Against Moloch 15 Feb 2026 23:18 UTC
7 points
1
on: Ads, Incentives, and Destiny
True story. We had family over for brunch today, and one person wanted help with Claude: he’d paid for a year’s subscription, but it wasn’t working. A few minutes was enough to diagnose what had happened:
- He went to google.com and searched for Claude
- The top link was called Claude, and described itself as the world’s best AI model
- He followed the link and paid $60 for a year’s subscription to some random nonsense

Against Moloch 24 Jan 2026 22:25 UTC
5 points
3
on: IABIED Book Review: Core Arguments and Counterarguments
Thank you for this—I think it does a great job of its objective.

Reading this reinforces my sense that while plenty of people have put forth some thoughtful and insightful disagreements with IABIED, there’s no comprehensive counter-argument that has anywhere near the level of polish and presentation as IABIED itself.

Against Moloch 11 Jun 2025 16:23 UTC
3 points
1
on: When is it important that open-weight models aren’t released? My thoughts on the benefits and dangers of open-weight models in response to developments in CBRN capabilities.
All of this seems solid, but it seems to me there are two additional considerations that push in the opposite direction:
1. COVID and its aftermath seem to suggest that pandemics make society dumber and more reactive. I wonder if a surge in bioterror would reduce humanity’s decision-making capability at a critical time?
2. Releasing highly capable open weights models would seem to increase existential risk by bringing near-SOTA capabilities to more actors. (For example, North Korea is probably incapable of building a frontier model from scratch, but might be able to perform large-scale fine-tuning to obtain a variety of problematic capabilities including but not limited to CBRN development).

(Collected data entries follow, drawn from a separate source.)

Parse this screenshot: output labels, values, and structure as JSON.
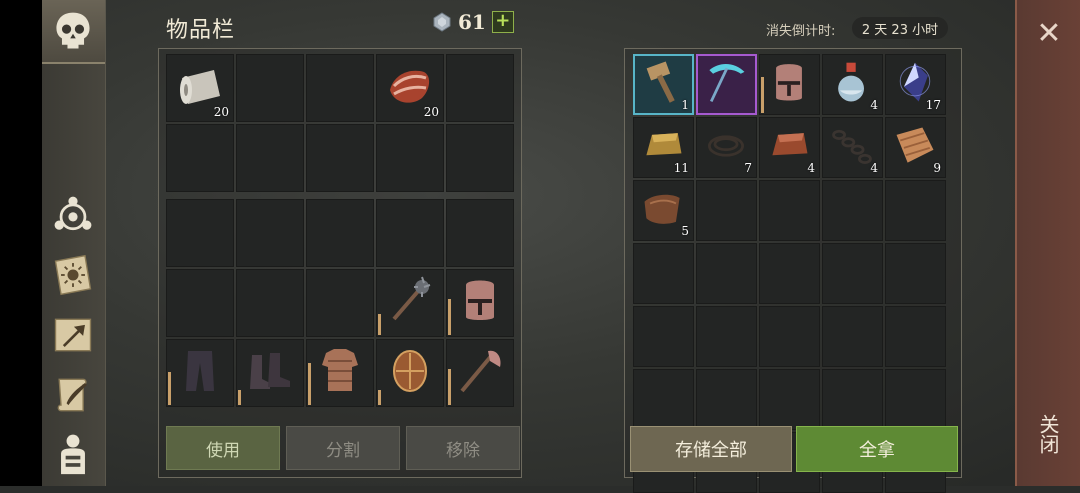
{
  "inventory": {
    "title": "物品栏",
    "currency_value": "61",
    "currency_add": "+",
    "top_cells": [
      {
        "icon": "cloth-roll-icon",
        "count": "20"
      },
      {
        "icon": "",
        "count": ""
      },
      {
        "icon": "",
        "count": ""
      },
      {
        "icon": "raw-meat-icon",
        "count": "20"
      },
      {
        "icon": "",
        "count": ""
      },
      {
        "icon": "",
        "count": ""
      },
      {
        "icon": "",
        "count": ""
      },
      {
        "icon": "",
        "count": ""
      },
      {
        "icon": "",
        "count": ""
      },
      {
        "icon": "",
        "count": ""
      }
    ],
    "equip_cells": [
      {
        "icon": "",
        "count": ""
      },
      {
        "icon": "",
        "count": ""
      },
      {
        "icon": "",
        "count": ""
      },
      {
        "icon": "",
        "count": ""
      },
      {
        "icon": "",
        "count": ""
      },
      {
        "icon": "",
        "count": ""
      },
      {
        "icon": "",
        "count": ""
      },
      {
        "icon": "",
        "count": ""
      },
      {
        "icon": "mace-icon",
        "count": "",
        "durability": 0.35
      },
      {
        "icon": "helmet-icon",
        "count": "",
        "durability": 0.6
      },
      {
        "icon": "pants-icon",
        "count": "",
        "durability": 0.55
      },
      {
        "icon": "boots-icon",
        "count": "",
        "durability": 0.25
      },
      {
        "icon": "chainmail-icon",
        "count": "",
        "durability": 0.7
      },
      {
        "icon": "shield-icon",
        "count": "",
        "durability": 0.25
      },
      {
        "icon": "axe-icon",
        "count": "",
        "durability": 0.6
      }
    ],
    "buttons": {
      "use": "使用",
      "split": "分割",
      "remove": "移除"
    }
  },
  "storage": {
    "countdown_label": "消失倒计时:",
    "countdown_value": "2 天 23 小时",
    "cells": [
      {
        "icon": "hammer-icon",
        "count": "1",
        "highlight": "blue"
      },
      {
        "icon": "pickaxe-icon",
        "count": "",
        "highlight": "purple"
      },
      {
        "icon": "helmet-icon",
        "count": "",
        "durability": 0.6
      },
      {
        "icon": "potion-icon",
        "count": "4"
      },
      {
        "icon": "crystal-icon",
        "count": "17"
      },
      {
        "icon": "gold-ingot-icon",
        "count": "11"
      },
      {
        "icon": "rope-icon",
        "count": "7"
      },
      {
        "icon": "copper-ingot-icon",
        "count": "4"
      },
      {
        "icon": "chain-icon",
        "count": "4"
      },
      {
        "icon": "fabric-icon",
        "count": "9"
      },
      {
        "icon": "leather-icon",
        "count": "5"
      },
      {
        "icon": "",
        "count": ""
      },
      {
        "icon": "",
        "count": ""
      },
      {
        "icon": "",
        "count": ""
      },
      {
        "icon": "",
        "count": ""
      },
      {
        "icon": "",
        "count": ""
      },
      {
        "icon": "",
        "count": ""
      },
      {
        "icon": "",
        "count": ""
      },
      {
        "icon": "",
        "count": ""
      },
      {
        "icon": "",
        "count": ""
      },
      {
        "icon": "",
        "count": ""
      },
      {
        "icon": "",
        "count": ""
      },
      {
        "icon": "",
        "count": ""
      },
      {
        "icon": "",
        "count": ""
      },
      {
        "icon": "",
        "count": ""
      },
      {
        "icon": "",
        "count": ""
      },
      {
        "icon": "",
        "count": ""
      },
      {
        "icon": "",
        "count": ""
      },
      {
        "icon": "",
        "count": ""
      },
      {
        "icon": "",
        "count": ""
      },
      {
        "icon": "",
        "count": ""
      },
      {
        "icon": "",
        "count": ""
      },
      {
        "icon": "",
        "count": ""
      },
      {
        "icon": "",
        "count": ""
      },
      {
        "icon": "",
        "count": ""
      }
    ],
    "buttons": {
      "store_all": "存储全部",
      "take_all": "全拿"
    }
  },
  "close": {
    "label": "关闭"
  },
  "sidebar": {
    "items": [
      {
        "icon": "skull-icon"
      },
      {
        "icon": "clan-icon"
      },
      {
        "icon": "sun-book-icon"
      },
      {
        "icon": "map-arrow-icon"
      },
      {
        "icon": "scroll-quill-icon"
      },
      {
        "icon": "character-icon"
      }
    ]
  }
}
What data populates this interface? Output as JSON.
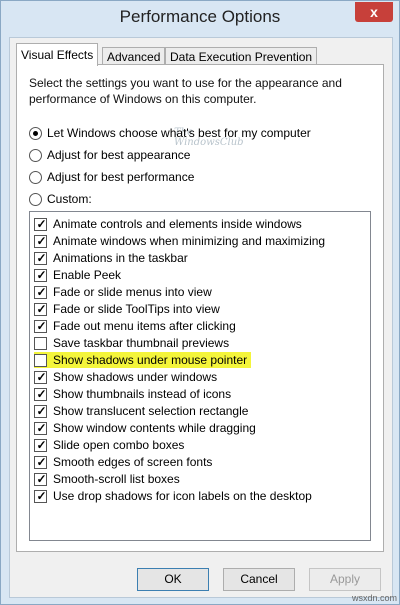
{
  "window": {
    "title": "Performance Options",
    "close_glyph": "x"
  },
  "tabs": [
    {
      "label": "Visual Effects",
      "active": true
    },
    {
      "label": "Advanced",
      "active": false
    },
    {
      "label": "Data Execution Prevention",
      "active": false
    }
  ],
  "intro_text": "Select the settings you want to use for the appearance and performance of Windows on this computer.",
  "watermark_lines": [
    "The",
    "WindowsClub"
  ],
  "radios": [
    {
      "label": "Let Windows choose what's best for my computer",
      "checked": true
    },
    {
      "label": "Adjust for best appearance",
      "checked": false
    },
    {
      "label": "Adjust for best performance",
      "checked": false
    },
    {
      "label": "Custom:",
      "checked": false
    }
  ],
  "effects": [
    {
      "label": "Animate controls and elements inside windows",
      "checked": true
    },
    {
      "label": "Animate windows when minimizing and maximizing",
      "checked": true
    },
    {
      "label": "Animations in the taskbar",
      "checked": true
    },
    {
      "label": "Enable Peek",
      "checked": true
    },
    {
      "label": "Fade or slide menus into view",
      "checked": true
    },
    {
      "label": "Fade or slide ToolTips into view",
      "checked": true
    },
    {
      "label": "Fade out menu items after clicking",
      "checked": true
    },
    {
      "label": "Save taskbar thumbnail previews",
      "checked": false
    },
    {
      "label": "Show shadows under mouse pointer",
      "checked": false,
      "highlight": true
    },
    {
      "label": "Show shadows under windows",
      "checked": true
    },
    {
      "label": "Show thumbnails instead of icons",
      "checked": true
    },
    {
      "label": "Show translucent selection rectangle",
      "checked": true
    },
    {
      "label": "Show window contents while dragging",
      "checked": true
    },
    {
      "label": "Slide open combo boxes",
      "checked": true
    },
    {
      "label": "Smooth edges of screen fonts",
      "checked": true
    },
    {
      "label": "Smooth-scroll list boxes",
      "checked": true
    },
    {
      "label": "Use drop shadows for icon labels on the desktop",
      "checked": true
    }
  ],
  "buttons": {
    "ok": "OK",
    "cancel": "Cancel",
    "apply": "Apply"
  },
  "site_watermark": "wsxdn.com",
  "colors": {
    "highlight": "#f4f53b",
    "close": "#c7403a",
    "frame": "#d8e6f3"
  }
}
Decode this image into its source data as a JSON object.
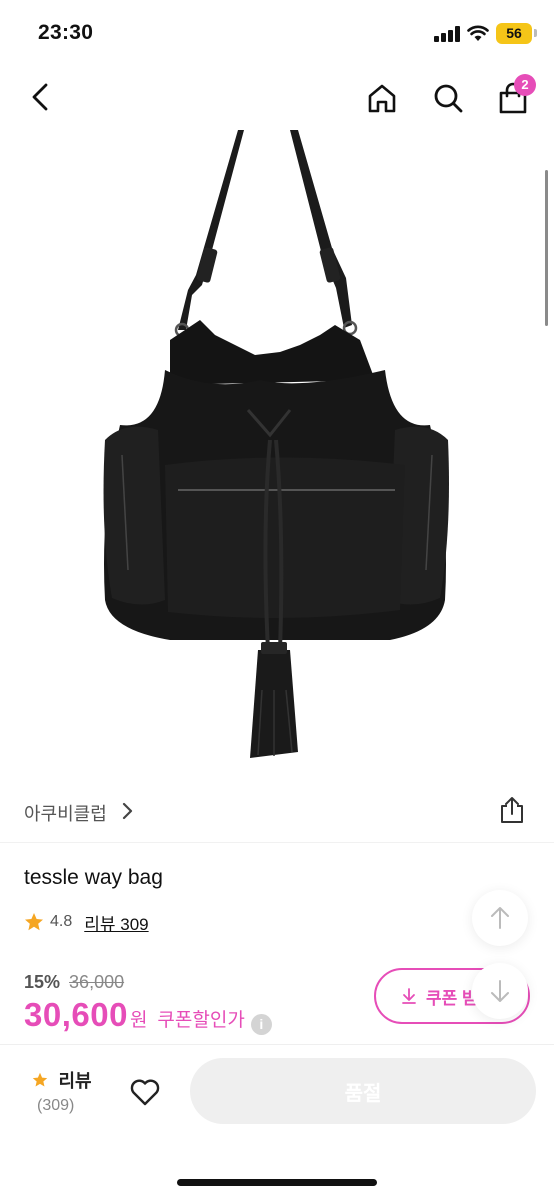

Against Moloch 6 Jun 2025 15:35 UTC
1 point
0
on: Self-Coordinated Deception in Current AI Models
Interesting work! I wonder if a more successful way to uncover this kind of deception would be to iterate on what questions you ask each instance you interrogate?
As a simple example, if instance A tells you it needs an extension because it was helping its brother all evening, you might begin by telling instance B that extensions are fine but asking why it didn’t ask for one sooner, in the hope of shifting the focal point.
More realistically, if you think the model is sandbagging about interpretability results, you might give different instances somewhat different interpretability assignments, in the hope of exposing contradictory performance patterns.
This game quickly gets very complex, and it’s more or less axiomatic that humans lose complex games when playing against superhuman AI. But perhaps there’s a window where these techniques might be useful?

Against Moloch 27 May 2025 15:05 UTC
1 point
0
in reply to: habryka’s comment on: New scorecard evaluating AI companies on safety
I definitely find the presentation useful. In particular, the ability to drill down on each block is great (though it took me a moment to figure out how that worked).